Po raz drugi w ciągu ostatnich dwóch lat polski rynek najmu przeżywa trzęsienie ziemi. Jednak podział ról jest tym razem inny. W marcu 2020 r., na początku pandemii, to właściciele wynajmowanych lokali byli przerażeni. Liczba dostępnych mieszkań w serwisach ogłoszeniowych szybko rosła, bo część najemców (zwłaszcza studenci) wracała z dużych miast do rodzinnych miejscowości, a z powodu zamknięcia granic załamała się turystyka. Posiadacze mieszkań wynajmowanych na kilka dni głównie turystom zaczęli desperacko szukać najemców lokalnych. Część lokatorów próbowała wykorzystać sytuację, żądając obniżek czynszów, albo zmieniała mieszkanie na większe czy lepiej wyposażone za tę samą cenę.
Teraz masowy napływ uchodźców z zaatakowanej przez Rosję Ukrainy doskonale widać w raportach rynkowych i na portalach pośredniczących w wynajmie mieszkań. Liczba ofert od końca lutego, zwłaszcza w dużych miastach, spadła o połowę, a stawki czynszów w ogłoszeniach zwiększyły się średnio o 15–30 proc.
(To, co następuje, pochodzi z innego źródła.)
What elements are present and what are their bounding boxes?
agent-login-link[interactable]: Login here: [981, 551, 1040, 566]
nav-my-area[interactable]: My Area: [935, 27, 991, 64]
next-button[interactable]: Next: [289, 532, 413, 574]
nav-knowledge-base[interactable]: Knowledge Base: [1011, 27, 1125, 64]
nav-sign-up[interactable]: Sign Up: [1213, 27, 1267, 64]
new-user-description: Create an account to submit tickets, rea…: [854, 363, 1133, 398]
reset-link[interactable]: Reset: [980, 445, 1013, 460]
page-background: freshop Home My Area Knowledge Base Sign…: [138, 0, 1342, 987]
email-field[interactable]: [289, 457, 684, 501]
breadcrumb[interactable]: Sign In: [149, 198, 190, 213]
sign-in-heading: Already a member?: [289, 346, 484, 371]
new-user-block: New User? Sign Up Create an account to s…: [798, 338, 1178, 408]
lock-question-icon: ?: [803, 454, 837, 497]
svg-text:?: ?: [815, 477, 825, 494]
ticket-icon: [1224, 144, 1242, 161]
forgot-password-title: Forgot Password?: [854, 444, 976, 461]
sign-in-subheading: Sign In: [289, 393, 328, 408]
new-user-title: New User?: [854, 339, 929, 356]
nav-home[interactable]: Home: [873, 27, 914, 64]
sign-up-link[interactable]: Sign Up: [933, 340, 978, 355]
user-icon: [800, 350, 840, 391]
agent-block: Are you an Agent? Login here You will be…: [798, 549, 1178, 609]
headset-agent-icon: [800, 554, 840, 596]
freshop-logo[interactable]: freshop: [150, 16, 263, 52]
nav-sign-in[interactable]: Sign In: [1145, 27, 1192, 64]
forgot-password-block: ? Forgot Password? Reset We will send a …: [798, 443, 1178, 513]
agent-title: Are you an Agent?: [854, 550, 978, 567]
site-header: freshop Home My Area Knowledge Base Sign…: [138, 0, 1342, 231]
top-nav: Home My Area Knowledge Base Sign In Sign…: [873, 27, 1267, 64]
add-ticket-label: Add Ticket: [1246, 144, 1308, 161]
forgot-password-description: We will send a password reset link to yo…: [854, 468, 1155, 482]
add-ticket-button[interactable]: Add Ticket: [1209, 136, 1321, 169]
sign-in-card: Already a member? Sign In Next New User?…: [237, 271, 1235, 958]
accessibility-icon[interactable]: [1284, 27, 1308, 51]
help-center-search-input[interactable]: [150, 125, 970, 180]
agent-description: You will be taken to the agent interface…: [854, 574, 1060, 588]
Mieszkania, na które od dawna nie było chętnych, teraz szybko znajdują najemców. W Krakowie czy Warszawie wolnych lokali, dostępnych od ręki, praktycznie nie ma. Trudno oszacować, jak duża część mieszkań jest wynajmowana na warunkach rynkowych, a ile trafia do uchodźców bezpłatnie. Jednak taka gorączka niepokoi, przede wszystkim już wynajmujących.
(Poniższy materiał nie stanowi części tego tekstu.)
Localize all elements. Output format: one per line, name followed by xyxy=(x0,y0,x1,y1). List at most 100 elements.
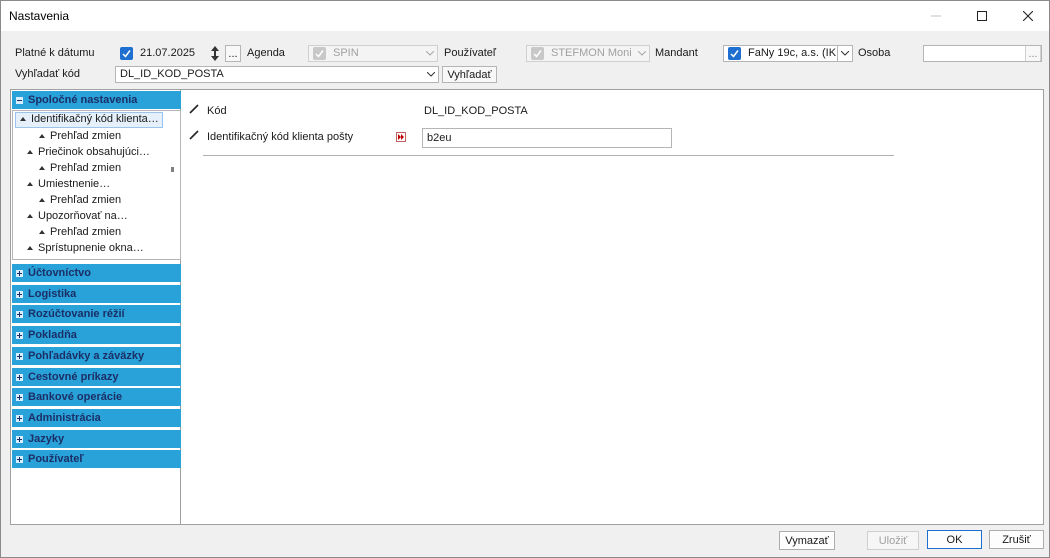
close-button[interactable] xyxy=(1005,1,1050,31)
collapse-icon xyxy=(16,96,23,104)
group-label: Bankové operácie xyxy=(28,391,123,403)
check-icon xyxy=(730,50,739,58)
date-value: 21.07.2025 xyxy=(140,47,196,59)
tree-item-label: Prehľad zmien xyxy=(50,194,122,206)
mandant-checkbox[interactable] xyxy=(728,47,741,60)
ok-label: OK xyxy=(946,533,963,546)
maximize-button[interactable] xyxy=(959,1,1005,31)
pouzivatel-value: STEFMON Moni xyxy=(551,47,632,59)
expand-icon xyxy=(16,290,23,298)
settings-navigator: Spoločné nastavenia Identifikačný kód kl… xyxy=(10,89,181,525)
expand-icon xyxy=(16,352,23,360)
platne-label: Platné k dátumu xyxy=(15,47,95,59)
check-icon xyxy=(122,50,131,58)
tree-item-spristupnenie[interactable]: Sprístupnenie okna… xyxy=(27,242,144,254)
tree-item-priecinok[interactable]: Priečinok obsahujúci… xyxy=(27,146,150,158)
group-spolocne-nastavenia[interactable]: Spoločné nastavenia xyxy=(12,91,181,109)
detail-panel: Kód DL_ID_KOD_POSTA Identifikačný kód kl… xyxy=(181,89,1044,525)
agenda-value: SPIN xyxy=(333,47,359,59)
agenda-label: Agenda xyxy=(247,47,285,59)
group-pokladna[interactable]: Pokladňa xyxy=(12,326,181,344)
expand-icon xyxy=(16,455,23,463)
spinner-icon xyxy=(211,46,219,61)
ulozit-label: Uložiť xyxy=(878,534,908,547)
ulozit-button[interactable]: Uložiť xyxy=(867,531,919,550)
check-icon xyxy=(315,50,324,58)
vymazat-button[interactable]: Vymazať xyxy=(779,531,835,550)
tree-expand-icon xyxy=(27,214,33,219)
tree-item-prehlad[interactable]: Prehľad zmien xyxy=(39,226,121,238)
mandant-label: Mandant xyxy=(655,47,698,59)
agenda-combo[interactable]: SPIN xyxy=(308,45,438,62)
group-logistika[interactable]: Logistika xyxy=(12,285,181,303)
group-pouzivatel[interactable]: Používateľ xyxy=(12,450,181,468)
tree-item-umiestnenie[interactable]: Umiestnenie… xyxy=(27,178,110,190)
maximize-icon xyxy=(977,11,987,21)
ident-value: b2eu xyxy=(427,132,452,144)
ident-label: Identifikačný kód klienta pošty xyxy=(207,131,354,143)
tree-expand-icon xyxy=(20,117,26,122)
group-label: Pohľadávky a záväzky xyxy=(28,350,145,362)
group-label: Administrácia xyxy=(28,412,101,424)
date-checkbox[interactable] xyxy=(120,47,133,60)
group-administracia[interactable]: Administrácia xyxy=(12,409,181,427)
minimize-button[interactable] xyxy=(913,1,959,31)
tree-expand-icon xyxy=(27,150,33,155)
date-ellipsis-button[interactable]: ... xyxy=(225,45,241,62)
search-combo[interactable]: DL_ID_KOD_POSTA xyxy=(115,66,439,83)
expand-icon xyxy=(16,373,23,381)
group-bankove[interactable]: Bankové operácie xyxy=(12,388,181,406)
filter-bar: Platné k dátumu 21.07.2025 ... Agenda SP… xyxy=(1,41,1049,89)
group-label: Spoločné nastavenia xyxy=(28,94,138,106)
tree-item-upozornovat[interactable]: Upozorňovať na… xyxy=(27,210,128,222)
window-title: Nastavenia xyxy=(9,9,70,23)
zrusit-button[interactable]: Zrušiť xyxy=(989,530,1044,549)
date-spinner[interactable] xyxy=(209,45,221,62)
tree-item-label: Upozorňovať na… xyxy=(38,210,128,222)
group-label: Jazyky xyxy=(28,433,65,445)
tree-scrollbar[interactable] xyxy=(171,167,174,172)
expand-icon xyxy=(16,414,23,422)
check-icon xyxy=(533,50,542,58)
expand-icon xyxy=(16,310,23,318)
tree-expand-icon xyxy=(39,166,45,171)
chevron-down-icon xyxy=(422,46,437,61)
ok-button[interactable]: OK xyxy=(927,530,982,549)
tree-item-label: Prehľad zmien xyxy=(50,226,122,238)
group-rozuctovanie[interactable]: Rozúčtovanie réžií xyxy=(12,305,181,323)
tree-expand-icon xyxy=(27,246,33,251)
tree-item-label: Priečinok obsahujúci… xyxy=(38,146,150,158)
pouzivatel-combo[interactable]: STEFMON Moni xyxy=(526,45,650,62)
tree-expand-icon xyxy=(39,134,45,139)
group-jazyky[interactable]: Jazyky xyxy=(12,430,181,448)
search-button[interactable]: Vyhľadať xyxy=(442,66,497,83)
group-label: Logistika xyxy=(28,288,77,300)
link-indicator-icon[interactable] xyxy=(396,132,406,142)
mandant-combo[interactable]: FaNy 19c, a.s. (IK xyxy=(723,45,853,62)
settings-tree[interactable]: Identifikačný kód klienta… Prehľad zmien… xyxy=(12,110,181,260)
osoba-input[interactable]: ... xyxy=(923,45,1042,62)
search-label: Vyhľadať kód xyxy=(15,68,81,80)
settings-window: Nastavenia Platné k dátumu 21.07.2025 ..… xyxy=(0,0,1050,558)
chevron-down-icon xyxy=(423,67,438,82)
group-uctovnictvo[interactable]: Účtovníctvo xyxy=(12,264,181,282)
chevron-down-icon xyxy=(837,46,852,61)
tree-expand-icon xyxy=(27,182,33,187)
group-label: Účtovníctvo xyxy=(28,267,91,279)
group-cestovne[interactable]: Cestovné príkazy xyxy=(12,368,181,386)
ident-input[interactable]: b2eu xyxy=(422,128,672,148)
tree-expand-icon xyxy=(39,198,45,203)
tree-item-identifikacny[interactable]: Identifikačný kód klienta… xyxy=(15,112,163,128)
group-pohladavky[interactable]: Pohľadávky a záväzky xyxy=(12,347,181,365)
tree-item-prehlad[interactable]: Prehľad zmien xyxy=(39,162,121,174)
tree-item-prehlad[interactable]: Prehľad zmien xyxy=(39,194,121,206)
pouzivatel-label: Používateľ xyxy=(444,47,497,59)
minimize-icon xyxy=(931,15,941,17)
pencil-icon xyxy=(189,130,199,140)
group-label: Cestovné príkazy xyxy=(28,371,119,383)
group-label: Rozúčtovanie réžií xyxy=(28,308,125,320)
osoba-ellipsis-button[interactable]: ... xyxy=(1025,46,1041,61)
tree-item-prehlad[interactable]: Prehľad zmien xyxy=(39,130,121,142)
vymazat-label: Vymazať xyxy=(785,534,829,547)
tree-expand-icon xyxy=(39,230,45,235)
Niektórzy sygnalizują, że zgłaszają się do nich właściciele i żądają wyższych stawek. Eksperci mówią o tzw. premii wojennej, która może zdestabilizować cały rynek. Tym bardziej że w przeciwieństwie na przykład do Niemiec u nas najemcy nie są w żaden sposób chronieni przed dowolnymi podwyżkami czynszów. – Pilnie potrzebujemy tu systemu stabilizacji i apelujemy o to do rządu. Musimy przede wszystkim zacząć w sposób systemowy zbierać też dane o czynszach, bo dzisiaj jedyne informacje czerpiemy z ogłoszeń na portalach nieruchomościowych.